The tickets for Governor-Elect Dennis Daugaard's balls are $25 a pop. Not bad for hanging out with swanky people and live music.

For a different kind of balls, you can squeeze into the Capitol Rotunda for free at noon on January 8 to watch Dusty Johnson take an oath that we all know he will break. I wonder if we can bring kazoos.
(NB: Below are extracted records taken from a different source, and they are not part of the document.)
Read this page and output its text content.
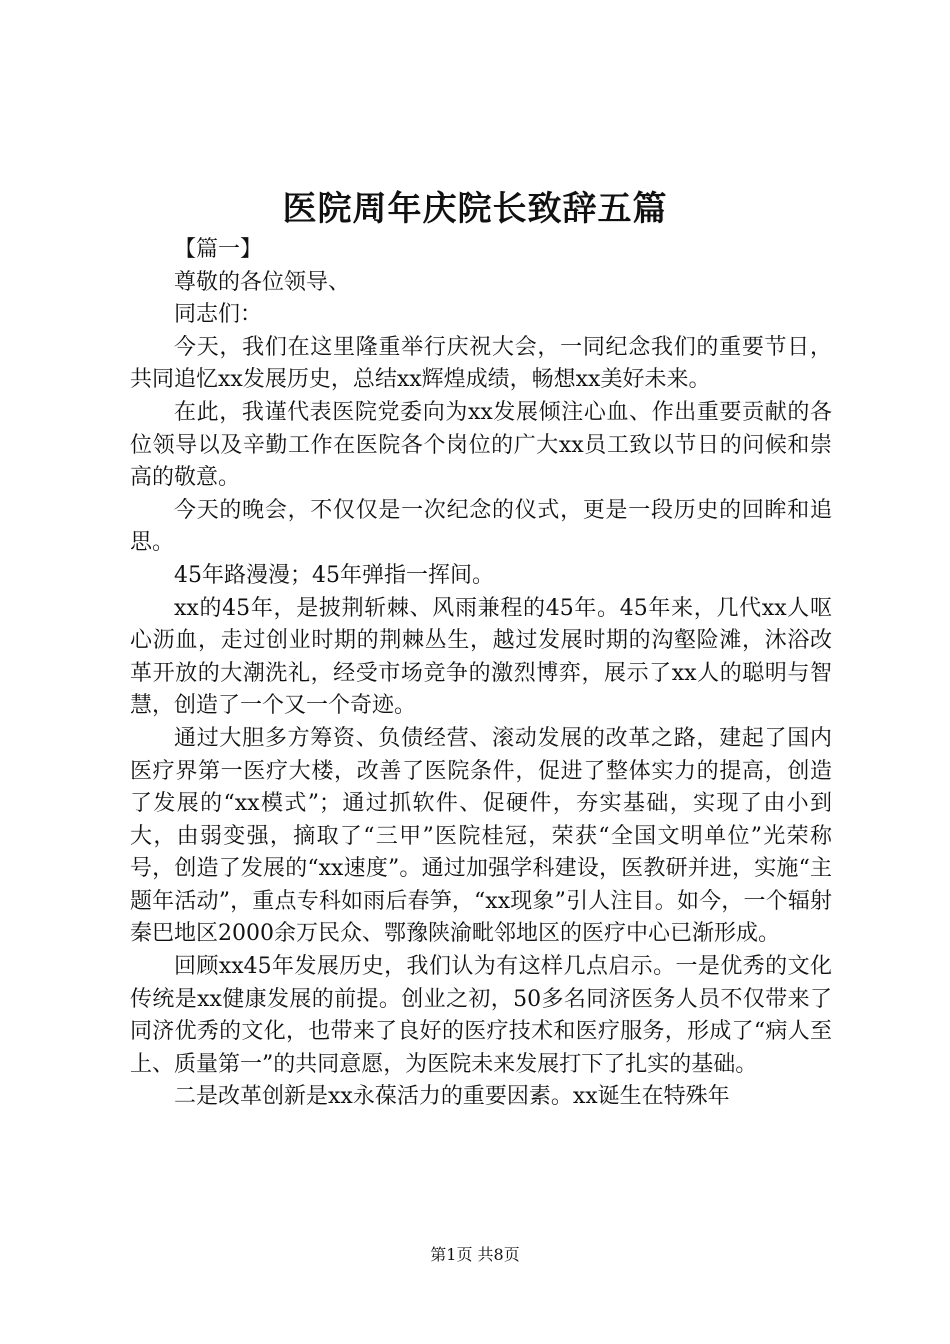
医院周年庆院长致辞五篇

【篇一】

尊敬的各位领导、

同志们：

今天，我们在这里隆重举行庆祝大会，一同纪念我们的重要节日，共同追忆xx发展历史，总结xx辉煌成绩，畅想xx美好未来。

在此，我谨代表医院党委向为xx发展倾注心血、作出重要贡献的各位领导以及辛勤工作在医院各个岗位的广大xx员工致以节日的问候和崇高的敬意。

今天的晚会，不仅仅是一次纪念的仪式，更是一段历史的回眸和追思。

45年路漫漫；45年弹指一挥间。

xx的45年，是披荆斩棘、风雨兼程的45年。45年来，几代xx人呕心沥血，走过创业时期的荆棘丛生，越过发展时期的沟壑险滩，沐浴改革开放的大潮洗礼，经受市场竞争的激烈博弈，展示了xx人的聪明与智慧，创造了一个又一个奇迹。

通过大胆多方筹资、负债经营、滚动发展的改革之路，建起了国内医疗界第一医疗大楼，改善了医院条件，促进了整体实力的提高，创造了发展的“xx模式”；通过抓软件、促硬件，夯实基础，实现了由小到大，由弱变强，摘取了“三甲”医院桂冠，荣获“全国文明单位”光荣称号，创造了发展的“xx速度”。通过加强学科建设，医教研并进，实施“主题年活动”，重点专科如雨后春笋，“xx现象”引人注目。如今，一个辐射秦巴地区2000余万民众、鄂豫陕渝毗邻地区的医疗中心已渐形成。

回顾xx45年发展历史，我们认为有这样几点启示。一是优秀的文化传统是xx健康发展的前提。创业之初，50多名同济医务人员不仅带来了同济优秀的文化，也带来了良好的医疗技术和医疗服务，形成了“病人至上、质量第一”的共同意愿，为医院未来发展打下了扎实的基础。

二是改革创新是xx永葆活力的重要因素。xx诞生在特殊年

第1页 共8页
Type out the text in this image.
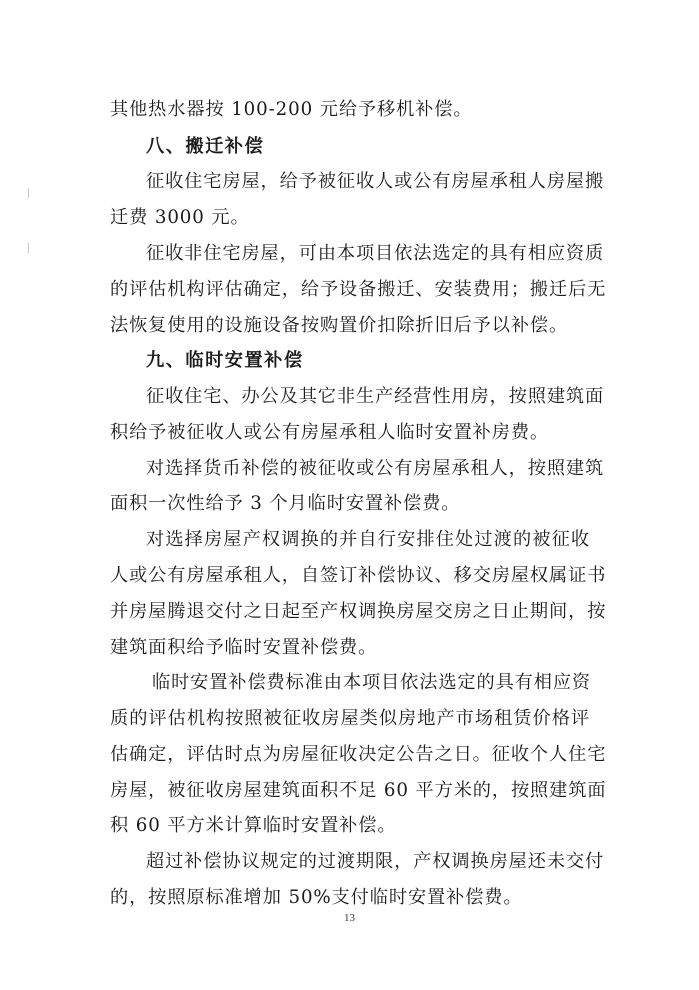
其他热水器按 100-200 元给予移机补偿。
八、搬迁补偿
征收住宅房屋，给予被征收人或公有房屋承租人房屋搬
迁费 3000 元。
征收非住宅房屋，可由本项目依法选定的具有相应资质
的评估机构评估确定，给予设备搬迁、安装费用；搬迁后无
法恢复使用的设施设备按购置价扣除折旧后予以补偿。
九、临时安置补偿
征收住宅、办公及其它非生产经营性用房，按照建筑面
积给予被征收人或公有房屋承租人临时安置补房费。
对选择货币补偿的被征收或公有房屋承租人，按照建筑
面积一次性给予 3 个月临时安置补偿费。
对选择房屋产权调换的并自行安排住处过渡的被征收
人或公有房屋承租人，自签订补偿协议、移交房屋权属证书
并房屋腾退交付之日起至产权调换房屋交房之日止期间，按
建筑面积给予临时安置补偿费。
临时安置补偿费标准由本项目依法选定的具有相应资
质的评估机构按照被征收房屋类似房地产市场租赁价格评
估确定，评估时点为房屋征收决定公告之日。征收个人住宅
房屋，被征收房屋建筑面积不足 60 平方米的，按照建筑面
积 60 平方米计算临时安置补偿。
13
超过补偿协议规定的过渡期限，产权调换房屋还未交付
的，按照原标准增加 50%支付临时安置补偿费。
South Dakota, the Welfare State: Chapter 847

Say it again, kids: South Dakota loves federal money. South Dakota lives on federal money.
  1. The new Inter-Lakes Community Action Partnership building will be built on Uncle Sam's dime. Madison's city fathers cheerfully announced a $290K handout from the federal Community Development Block Grant program yesterday. The new office and Head Start facility has already received local subsidy in the form of a rock-bottom sale price for the land from the city.
  2. Heartland Conumer Power District general manager and DSU December commencement speaker Mike McDowell echoes Senator Max Baucus's complaint that the Simpson-Bowles deficit reduction plan asks rural communities to pay their fair share of the decades of debt we all have rung up. McDowell and Baucus don't want us to pay higher taxes on energy (where's McDowell work again?) or receive less in social programs for our relatively high numbers of veterans and senior citizens.
  3. Governor-Elect Dennis Daugaard's announcement of his latest cabinet appointments includes this tiny tidbit from Dennis:

    "I want to thank Kim Malsam-Rysdon for taking on this new role as Secretary of Social Services.... At a time when federal support is falling and economic conditions are increasing demands for services, leading this department is challenging."
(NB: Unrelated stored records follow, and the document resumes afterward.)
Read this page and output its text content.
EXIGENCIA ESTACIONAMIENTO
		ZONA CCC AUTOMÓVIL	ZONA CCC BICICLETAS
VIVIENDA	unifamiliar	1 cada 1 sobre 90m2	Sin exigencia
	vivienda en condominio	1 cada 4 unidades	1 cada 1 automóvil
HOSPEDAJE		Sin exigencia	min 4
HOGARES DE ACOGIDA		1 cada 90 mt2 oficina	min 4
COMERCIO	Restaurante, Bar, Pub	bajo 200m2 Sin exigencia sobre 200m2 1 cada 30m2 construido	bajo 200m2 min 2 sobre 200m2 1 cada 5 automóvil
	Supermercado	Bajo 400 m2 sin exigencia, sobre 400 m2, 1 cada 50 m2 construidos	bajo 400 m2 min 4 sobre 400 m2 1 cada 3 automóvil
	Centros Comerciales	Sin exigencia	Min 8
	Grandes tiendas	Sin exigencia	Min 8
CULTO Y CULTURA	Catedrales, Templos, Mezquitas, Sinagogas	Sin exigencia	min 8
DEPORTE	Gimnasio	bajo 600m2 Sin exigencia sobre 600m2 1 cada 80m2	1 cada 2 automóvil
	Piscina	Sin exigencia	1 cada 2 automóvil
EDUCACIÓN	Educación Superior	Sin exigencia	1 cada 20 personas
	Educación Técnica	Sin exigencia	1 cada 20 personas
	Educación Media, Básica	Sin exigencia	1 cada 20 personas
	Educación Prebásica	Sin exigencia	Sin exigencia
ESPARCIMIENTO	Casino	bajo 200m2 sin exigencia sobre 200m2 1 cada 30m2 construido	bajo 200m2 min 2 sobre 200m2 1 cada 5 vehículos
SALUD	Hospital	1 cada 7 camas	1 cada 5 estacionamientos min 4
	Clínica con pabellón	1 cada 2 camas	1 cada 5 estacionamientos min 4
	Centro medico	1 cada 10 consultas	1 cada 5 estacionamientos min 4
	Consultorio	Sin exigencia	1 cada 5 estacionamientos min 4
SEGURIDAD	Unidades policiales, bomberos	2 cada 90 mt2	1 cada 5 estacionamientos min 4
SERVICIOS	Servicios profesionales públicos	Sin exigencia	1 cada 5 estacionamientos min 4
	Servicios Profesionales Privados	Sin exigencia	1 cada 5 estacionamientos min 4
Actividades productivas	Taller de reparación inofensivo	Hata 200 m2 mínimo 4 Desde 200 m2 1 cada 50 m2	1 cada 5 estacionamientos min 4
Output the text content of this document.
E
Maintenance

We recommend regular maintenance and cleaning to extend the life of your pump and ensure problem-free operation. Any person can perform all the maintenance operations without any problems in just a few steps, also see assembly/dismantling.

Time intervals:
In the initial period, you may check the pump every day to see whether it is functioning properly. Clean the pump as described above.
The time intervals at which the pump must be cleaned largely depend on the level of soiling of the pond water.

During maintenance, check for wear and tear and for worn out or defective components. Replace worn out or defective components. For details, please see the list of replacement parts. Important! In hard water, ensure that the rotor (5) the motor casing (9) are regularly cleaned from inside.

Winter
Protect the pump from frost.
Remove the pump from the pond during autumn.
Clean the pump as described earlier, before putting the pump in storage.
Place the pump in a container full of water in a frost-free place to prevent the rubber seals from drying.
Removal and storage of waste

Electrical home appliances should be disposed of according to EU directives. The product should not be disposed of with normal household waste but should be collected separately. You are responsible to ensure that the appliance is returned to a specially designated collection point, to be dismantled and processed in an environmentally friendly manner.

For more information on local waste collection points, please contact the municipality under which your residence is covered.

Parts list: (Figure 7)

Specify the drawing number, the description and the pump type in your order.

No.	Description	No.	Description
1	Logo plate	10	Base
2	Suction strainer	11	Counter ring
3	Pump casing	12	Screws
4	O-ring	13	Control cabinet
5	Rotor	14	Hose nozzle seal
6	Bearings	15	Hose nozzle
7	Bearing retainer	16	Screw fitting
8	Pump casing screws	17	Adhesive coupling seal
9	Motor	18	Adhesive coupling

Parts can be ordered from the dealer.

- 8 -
    Catch that? Daugaard is grumbling that his Secretary of Social Services is getting less money from Washington. This just days after hobnobbing in Washington with Speaker-designate John Boehner, Senate Minority Leader Mitch McConnell, and other GOP leaders who insist government needs to shrink.
Maybe this is why the Tea Party has such piddly rallies in South Dakota. Maybe this is why Kristi Noem still plays so coy about being tagged as a Tea Party doll. Maybe they all realize what I've been saying all along: the Tea Party/Grover Norquist pablum about getting Uncle Sam off our backs is a prescription for fiscal and economic disaster in South Dakota. We are a welfare state. Dennis Daugaard and Kristi Noem are unlikely to change that.